I’m not trying to be insensitive to the people that have suffered from Covid. And, as it now seems generally accepted that Covid originated in a laboratory, I’m also not trying to downplay the absolutely evil minds involved in making this disease what it is. But we’ve been living with diseases for millennia. We can learn to live with this one too.

Some people feel totally comfortable with the new mRNA vaccines.

Personally, I’m not comfortable with the mRNA. But, I won’t try to change anyone’s mind. I had Covid, and I’ve got natural immunity. I was extremely low-risk for complications from Covid. (In my late thirties, close to my ideal weight, and no outstanding vitamin deficiencies.) And sure enough, I only felt sick for about a day.

I never had any fever or respiratory symptoms. I was achy for about twenty-four hours and tired the day after. My sense of taste and smell disappeared, which was why I got tested. They have not returned, which is depressing because I love good food, but I can live without it. No child on this planet should miss one race or one get-together with friends because I can’t properly enjoy coffee anymore.
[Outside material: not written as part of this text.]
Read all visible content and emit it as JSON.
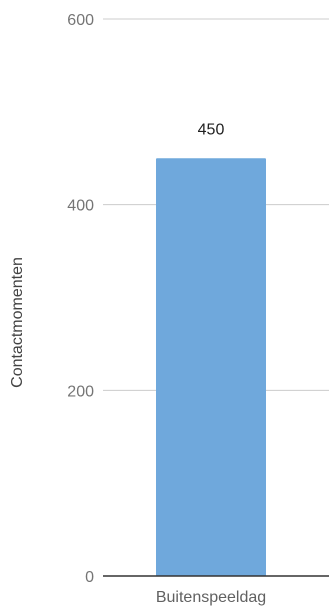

Others have had it way worse. You can read about Daisy’s experience with Covid HERE . She has also shared with her newsletter readers that she lost a close family member to Covid – a healthy man in his mid-40s who had no comorbidities. Bernie Carr, the founder of ApartmentPrepper.com, has had a lengthy battle that included hospitalization and long-term dependence on oxygen, and Greg Ellifritz, of ActiveResponseTraining.com, came pretty close to dying himself but is on the mend.

For anyone else who is vaccine-hesitant yet still concerned about the disease itself, there are many other treatment options. Again, humanity treated disease for a long time before vaccines entered the scene. Some of the first doctors to treat Covid patients formed Front Line Covid-19 Critical Care Alliance to develop and share low-cost treatment options. This article talks about managing the symptoms of Covid at home for those who are not sick enough to require hospitalization. 

This is not an argument for or against vaccines.

If no one were willing to try anything new, we’d never make any progress. But the trials need to be made by fully informed, consenting individuals. That isn’t what we have right now. What we have now is coercion.

I am trying to argue against fear and hysteria. I want to encourage anyone, like myself, who is even moderately scientifically literate, to revisit your old textbooks. Build your confidence to make your own decisions. There’s too much fearmongering out there surrounding this disease. We’re distracted by a disease that 99.5% of infected people under 55 will survive as our rights are taken away, and our international reputation for being even a little bit competent and reliable falls apart. 

Don’t allow yourself to get swallowed up by fear. The same things that mostly kept us healthy in the past will mostly keep us healthy now. Eat nutritious food, exercise regularly, and get sunshine.

Does this mean that if you are healthy, nothing terrible will ever happen to you? Of course not, just as obeying all the traffic rules won’t necessarily prevent some drunk from slamming into you. We can’t eliminate risk in our lives. All we can do is try to stack the odds in our favor.

How will you build your resilience and mental strength?

Resilience and mental strength are a huge part of prepping. Going back to the first principles, educating yourself will help you gain confidence in your decisions for yourself and your family. Confidence will help you stand firm against the rising tide of crazy we see in the world. Are you confident in your preparations? Have you reeducated yourself along the way? Let’s talk about it in the comments section. 

Now is not the time to give in to fear. Now is the time to become strong.